Gallery 1957
- Established: 6 March 2016
- Location: Accra, Ghana and London, United Kingdom
- Type: Contemporary art gallery
- Founder: Marwan Zakhem
- Director: Angelica Litta Modignani
- Website: gallery1957.com

= Gallery 1957 =

Art gallery in Accra, Ghana

Gallery 1957 is a contemporary art gallery located in Accra, Ghana. The gallery intends to present artists of West Africa and the diaspora. It was established in March 2016 by British construction company owner Marwan Zakhem. As of 2018, the gallery has shown artists including Serge Attukwei Clottey, Gideon Appah, Modupeola Fadugba, Godfried Donkor, Yaw Owusu, and Zohra Opoku.
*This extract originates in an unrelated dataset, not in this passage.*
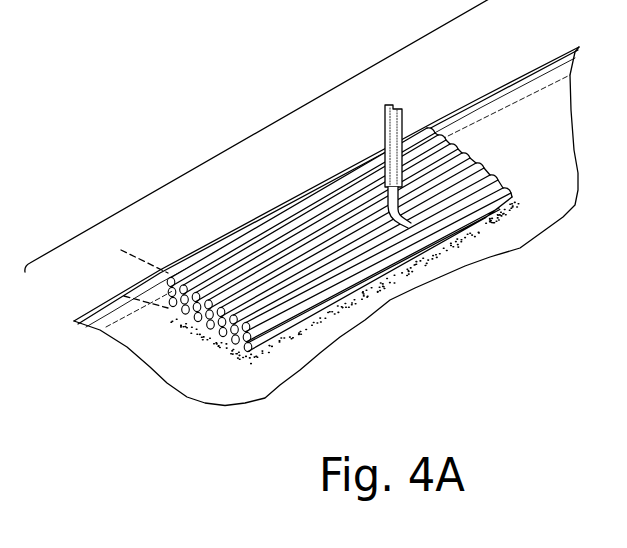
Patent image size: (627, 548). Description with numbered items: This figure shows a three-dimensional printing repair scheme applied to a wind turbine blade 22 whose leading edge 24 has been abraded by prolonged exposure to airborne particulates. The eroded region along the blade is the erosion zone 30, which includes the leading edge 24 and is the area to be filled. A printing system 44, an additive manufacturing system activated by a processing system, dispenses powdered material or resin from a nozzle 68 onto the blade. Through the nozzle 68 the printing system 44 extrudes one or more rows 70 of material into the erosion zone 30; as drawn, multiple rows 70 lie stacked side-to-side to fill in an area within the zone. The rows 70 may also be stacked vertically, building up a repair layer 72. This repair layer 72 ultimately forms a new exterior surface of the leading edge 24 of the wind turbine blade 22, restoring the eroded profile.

Gallery 1957 opened on Ghanaian Independence Day on 6 March 2016, and is named for the year that Ghana gained independence from British colonial rule. It opened its first two locations at the Kempinski Hotel Gold Coast City in Accra. In October 2020, the gallery opened a London location with an exhibition by Ghanaian artist Kwesi Botchway, co-curated by British writer Ekow Eshun.

Ghanaian writer and filmmaker Nana Oforiatta Ayim serves as the gallery's creative director. The gallery also organises the Yaa Asantewaa Art Prize, which recognises African female artists in the international art scene. It is the first art prize dedicated to female African artists.